Most profiles are of people we have seen, read and heard about so much that it is inconceivable that there can be anything left to learn about them. But Heart to Heart does offer rich material for a trivia quiz:
Q. Who stopped Queen Elizabeth II from honouring Mother Teresa in Rashtrapati Bhavan after the invites had been sent out?
A. Indira Gandhi.
Q. Who introduced Dev Anand to Narayan to discuss the filming of Guide?
A. Here’s a surprise — Natwar Singh!
Anecdotes about people in power always make captivating reading, and Heart to Heart is no exception. Interest in the book rises and falls in proportion to the stock of the person profiled.

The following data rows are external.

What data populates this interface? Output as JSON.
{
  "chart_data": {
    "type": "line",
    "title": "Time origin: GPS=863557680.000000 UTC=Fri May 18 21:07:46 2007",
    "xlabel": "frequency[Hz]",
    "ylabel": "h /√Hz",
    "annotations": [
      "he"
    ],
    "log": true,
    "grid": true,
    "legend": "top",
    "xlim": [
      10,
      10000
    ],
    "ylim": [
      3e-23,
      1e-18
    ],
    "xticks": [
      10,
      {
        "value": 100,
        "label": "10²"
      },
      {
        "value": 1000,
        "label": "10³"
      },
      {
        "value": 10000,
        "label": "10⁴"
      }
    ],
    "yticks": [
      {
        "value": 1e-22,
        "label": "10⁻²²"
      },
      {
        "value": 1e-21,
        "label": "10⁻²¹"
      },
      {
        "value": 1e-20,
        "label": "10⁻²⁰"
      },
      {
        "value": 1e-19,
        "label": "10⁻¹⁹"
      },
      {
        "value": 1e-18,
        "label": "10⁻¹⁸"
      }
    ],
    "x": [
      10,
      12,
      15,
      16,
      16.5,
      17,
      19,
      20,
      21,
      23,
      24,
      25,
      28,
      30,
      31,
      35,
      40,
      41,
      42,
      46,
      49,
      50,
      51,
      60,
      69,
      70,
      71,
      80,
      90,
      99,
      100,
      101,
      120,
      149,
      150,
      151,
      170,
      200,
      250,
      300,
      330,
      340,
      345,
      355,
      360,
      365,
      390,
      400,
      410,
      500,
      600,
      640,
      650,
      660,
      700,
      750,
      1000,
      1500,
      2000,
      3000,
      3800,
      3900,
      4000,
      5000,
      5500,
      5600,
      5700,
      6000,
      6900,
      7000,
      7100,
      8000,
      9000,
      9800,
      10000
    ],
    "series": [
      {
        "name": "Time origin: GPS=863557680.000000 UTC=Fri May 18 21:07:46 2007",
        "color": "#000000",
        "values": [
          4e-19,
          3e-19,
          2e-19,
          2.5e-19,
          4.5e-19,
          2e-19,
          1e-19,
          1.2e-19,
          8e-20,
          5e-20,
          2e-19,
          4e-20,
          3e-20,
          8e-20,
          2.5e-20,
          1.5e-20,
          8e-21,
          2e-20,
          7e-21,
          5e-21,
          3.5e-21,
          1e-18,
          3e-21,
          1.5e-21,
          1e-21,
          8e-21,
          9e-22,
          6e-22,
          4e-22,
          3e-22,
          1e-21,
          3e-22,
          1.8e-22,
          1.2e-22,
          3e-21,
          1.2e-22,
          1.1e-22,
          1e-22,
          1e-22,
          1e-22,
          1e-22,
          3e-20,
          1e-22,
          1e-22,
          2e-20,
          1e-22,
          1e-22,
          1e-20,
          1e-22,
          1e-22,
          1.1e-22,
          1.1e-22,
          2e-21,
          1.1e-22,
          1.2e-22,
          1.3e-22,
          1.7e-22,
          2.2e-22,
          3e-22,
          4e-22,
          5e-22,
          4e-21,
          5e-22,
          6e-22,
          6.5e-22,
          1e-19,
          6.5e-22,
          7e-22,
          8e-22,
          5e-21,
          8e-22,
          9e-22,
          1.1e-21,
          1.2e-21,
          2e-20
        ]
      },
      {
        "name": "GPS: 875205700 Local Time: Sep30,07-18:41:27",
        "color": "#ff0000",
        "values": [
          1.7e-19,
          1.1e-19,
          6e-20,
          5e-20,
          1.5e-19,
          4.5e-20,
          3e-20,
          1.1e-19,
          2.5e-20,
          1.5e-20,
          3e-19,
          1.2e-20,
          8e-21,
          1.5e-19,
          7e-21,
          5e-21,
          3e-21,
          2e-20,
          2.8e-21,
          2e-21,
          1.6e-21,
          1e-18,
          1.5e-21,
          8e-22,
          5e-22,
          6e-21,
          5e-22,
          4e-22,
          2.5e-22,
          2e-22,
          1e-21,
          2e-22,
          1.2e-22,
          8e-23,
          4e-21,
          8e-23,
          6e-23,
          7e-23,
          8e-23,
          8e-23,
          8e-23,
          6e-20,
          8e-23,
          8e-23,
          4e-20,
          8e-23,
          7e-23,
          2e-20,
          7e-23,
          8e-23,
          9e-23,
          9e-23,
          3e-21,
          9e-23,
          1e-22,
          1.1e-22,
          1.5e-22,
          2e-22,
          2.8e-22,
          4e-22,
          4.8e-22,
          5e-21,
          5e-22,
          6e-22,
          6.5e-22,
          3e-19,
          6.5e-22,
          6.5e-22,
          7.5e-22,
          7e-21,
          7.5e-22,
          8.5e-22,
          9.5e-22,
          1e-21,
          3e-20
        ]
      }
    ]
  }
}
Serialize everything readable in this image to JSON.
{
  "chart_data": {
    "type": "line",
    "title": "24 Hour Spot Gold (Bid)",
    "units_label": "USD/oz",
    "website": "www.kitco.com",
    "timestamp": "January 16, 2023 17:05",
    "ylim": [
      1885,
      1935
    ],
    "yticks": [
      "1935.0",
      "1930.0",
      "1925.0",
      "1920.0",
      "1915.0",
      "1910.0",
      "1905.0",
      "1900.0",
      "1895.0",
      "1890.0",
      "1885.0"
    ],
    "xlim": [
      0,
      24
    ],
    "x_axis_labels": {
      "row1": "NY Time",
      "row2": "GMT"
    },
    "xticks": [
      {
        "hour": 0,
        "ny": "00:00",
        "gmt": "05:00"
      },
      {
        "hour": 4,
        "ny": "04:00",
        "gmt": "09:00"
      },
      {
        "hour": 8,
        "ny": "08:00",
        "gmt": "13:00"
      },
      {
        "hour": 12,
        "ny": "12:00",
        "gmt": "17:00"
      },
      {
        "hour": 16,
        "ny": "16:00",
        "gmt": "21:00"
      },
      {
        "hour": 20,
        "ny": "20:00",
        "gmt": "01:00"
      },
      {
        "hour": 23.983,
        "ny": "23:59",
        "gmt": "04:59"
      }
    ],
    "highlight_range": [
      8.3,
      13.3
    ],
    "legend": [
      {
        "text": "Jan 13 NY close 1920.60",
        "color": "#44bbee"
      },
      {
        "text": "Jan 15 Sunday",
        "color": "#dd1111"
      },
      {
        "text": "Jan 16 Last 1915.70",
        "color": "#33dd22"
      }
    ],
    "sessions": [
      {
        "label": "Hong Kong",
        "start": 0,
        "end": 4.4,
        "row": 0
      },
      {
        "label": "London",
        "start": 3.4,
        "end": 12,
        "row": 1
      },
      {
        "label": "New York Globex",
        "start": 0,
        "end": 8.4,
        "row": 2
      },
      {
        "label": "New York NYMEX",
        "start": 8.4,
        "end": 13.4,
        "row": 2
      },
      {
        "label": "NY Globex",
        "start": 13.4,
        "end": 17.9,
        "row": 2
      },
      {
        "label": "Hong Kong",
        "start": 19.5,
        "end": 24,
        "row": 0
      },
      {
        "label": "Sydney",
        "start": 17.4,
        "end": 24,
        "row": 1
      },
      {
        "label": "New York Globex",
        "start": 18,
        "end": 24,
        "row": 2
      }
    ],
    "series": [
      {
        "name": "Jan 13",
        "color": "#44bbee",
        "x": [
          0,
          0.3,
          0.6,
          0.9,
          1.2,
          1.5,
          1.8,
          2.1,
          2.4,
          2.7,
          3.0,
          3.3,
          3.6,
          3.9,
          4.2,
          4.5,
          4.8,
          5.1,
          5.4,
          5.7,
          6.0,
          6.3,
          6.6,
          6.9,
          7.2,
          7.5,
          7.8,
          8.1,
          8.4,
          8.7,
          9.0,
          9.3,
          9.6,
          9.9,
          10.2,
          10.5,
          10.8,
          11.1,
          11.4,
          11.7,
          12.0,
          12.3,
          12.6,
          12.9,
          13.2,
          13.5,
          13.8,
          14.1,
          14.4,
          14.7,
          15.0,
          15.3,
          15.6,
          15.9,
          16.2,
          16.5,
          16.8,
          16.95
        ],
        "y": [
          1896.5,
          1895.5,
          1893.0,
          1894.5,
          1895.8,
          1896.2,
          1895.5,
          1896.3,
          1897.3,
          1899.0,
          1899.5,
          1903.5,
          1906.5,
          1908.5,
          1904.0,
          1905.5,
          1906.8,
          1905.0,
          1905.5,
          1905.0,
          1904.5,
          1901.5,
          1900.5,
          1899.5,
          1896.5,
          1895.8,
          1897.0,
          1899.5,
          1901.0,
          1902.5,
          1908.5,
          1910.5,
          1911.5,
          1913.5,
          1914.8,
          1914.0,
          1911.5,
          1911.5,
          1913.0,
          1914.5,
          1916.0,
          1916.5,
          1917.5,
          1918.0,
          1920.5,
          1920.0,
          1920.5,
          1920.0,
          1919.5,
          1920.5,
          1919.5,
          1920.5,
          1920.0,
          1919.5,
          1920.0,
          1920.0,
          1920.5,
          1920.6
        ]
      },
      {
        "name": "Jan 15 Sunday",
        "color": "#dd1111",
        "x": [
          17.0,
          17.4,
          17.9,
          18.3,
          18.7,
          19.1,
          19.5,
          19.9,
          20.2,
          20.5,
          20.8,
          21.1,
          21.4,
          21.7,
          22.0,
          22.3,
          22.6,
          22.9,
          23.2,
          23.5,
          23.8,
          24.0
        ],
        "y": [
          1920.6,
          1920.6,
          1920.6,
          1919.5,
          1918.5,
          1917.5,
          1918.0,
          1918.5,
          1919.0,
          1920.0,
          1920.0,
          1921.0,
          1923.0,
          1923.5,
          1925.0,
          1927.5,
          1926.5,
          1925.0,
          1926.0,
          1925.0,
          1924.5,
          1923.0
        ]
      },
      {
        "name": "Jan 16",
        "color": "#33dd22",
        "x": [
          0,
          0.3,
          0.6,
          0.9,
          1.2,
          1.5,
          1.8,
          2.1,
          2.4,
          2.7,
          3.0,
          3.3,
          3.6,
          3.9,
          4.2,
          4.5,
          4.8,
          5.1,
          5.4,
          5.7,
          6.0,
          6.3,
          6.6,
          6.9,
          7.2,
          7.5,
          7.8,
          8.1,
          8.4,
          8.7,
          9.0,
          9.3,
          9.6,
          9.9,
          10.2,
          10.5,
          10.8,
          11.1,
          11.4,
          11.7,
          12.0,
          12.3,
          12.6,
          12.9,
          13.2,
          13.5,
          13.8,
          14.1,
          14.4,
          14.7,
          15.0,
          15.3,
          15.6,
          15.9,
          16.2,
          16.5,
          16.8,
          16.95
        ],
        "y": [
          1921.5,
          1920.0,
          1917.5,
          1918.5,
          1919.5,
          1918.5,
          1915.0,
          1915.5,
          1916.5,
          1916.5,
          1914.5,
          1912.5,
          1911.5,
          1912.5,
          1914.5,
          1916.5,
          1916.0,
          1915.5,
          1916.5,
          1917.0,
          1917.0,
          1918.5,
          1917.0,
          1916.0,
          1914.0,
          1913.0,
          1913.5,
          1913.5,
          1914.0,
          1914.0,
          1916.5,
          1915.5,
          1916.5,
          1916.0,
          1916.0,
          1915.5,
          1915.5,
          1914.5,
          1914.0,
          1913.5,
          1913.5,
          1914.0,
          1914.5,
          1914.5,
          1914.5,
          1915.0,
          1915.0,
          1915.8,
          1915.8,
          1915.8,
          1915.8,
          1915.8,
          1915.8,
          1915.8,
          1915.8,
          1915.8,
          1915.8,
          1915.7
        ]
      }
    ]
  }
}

The essay on Zia-ul Haq, with whom the author had a long interaction when posted as ambassador to Pakistan, earns top marks.
Natwar Singh’s profile of Indira Gandhi is embarrassing in its praise. She is described as a “graceful, sparkling, engaging human being”, a “caring humanist” endowed with “charm”, “elegance” and “good taste”.
But even this flood of adjectives is not preparation enough for what follows. Describing a drive in Afghanistan with Indira Gandhi to see Babur’s resting place, Natwar Singh writes: “The Prime Minister of India stood there, with head slightly bowed, paying her homage. I was a couple of feet behind her. It was a moment to cherish, recall and remember. At that moment the centuries seemed to blend and blur.
“After a minute she stepped back and said, ‘We have had our brush with history’. I said, ‘I have had two.’ ‘What do you mean?’ ‘To pay one’s respects to Babur was itself an occasion,’ I said, ‘but to do so in the company of Indira Gandhi was the rarest of privileges’.”
Each of the profiles tells you as much about the author as it does about the subject.
If there is an irritant in the book, it is that the author is not content with telling stories about the high and mighty. He must appear in the stories himself.
So an article about how Indira Gandhi stopped an investiture by the Queen at Rashtrapati Bhavan that Margaret Thatcher was adamant on, ends with: “Prime Minister Thatcher in the concluding session singled me out for praise. Before leaving India, the Queen received me. She could not have been more gracious, she even had a royal gift for me.”
In another instance, he talks about how a national daily cut him out of a photograph of R.K. Narayan and Jawaharlal Nehru.
But for all the ill-concealed bragging about his career and his family line, his love of books and his 10,000-book-strong library and all the names that he can drop, Natwar Singh’s Heart to Heart is a very readable book written in an easy, conversational style.
One last word about the proof-reading: it is non-existent. Typos, spelling mistakes and missing punctuation marks stare out of page after page. And Mohammad Ali Jinnah’s year of birth is given as 1976!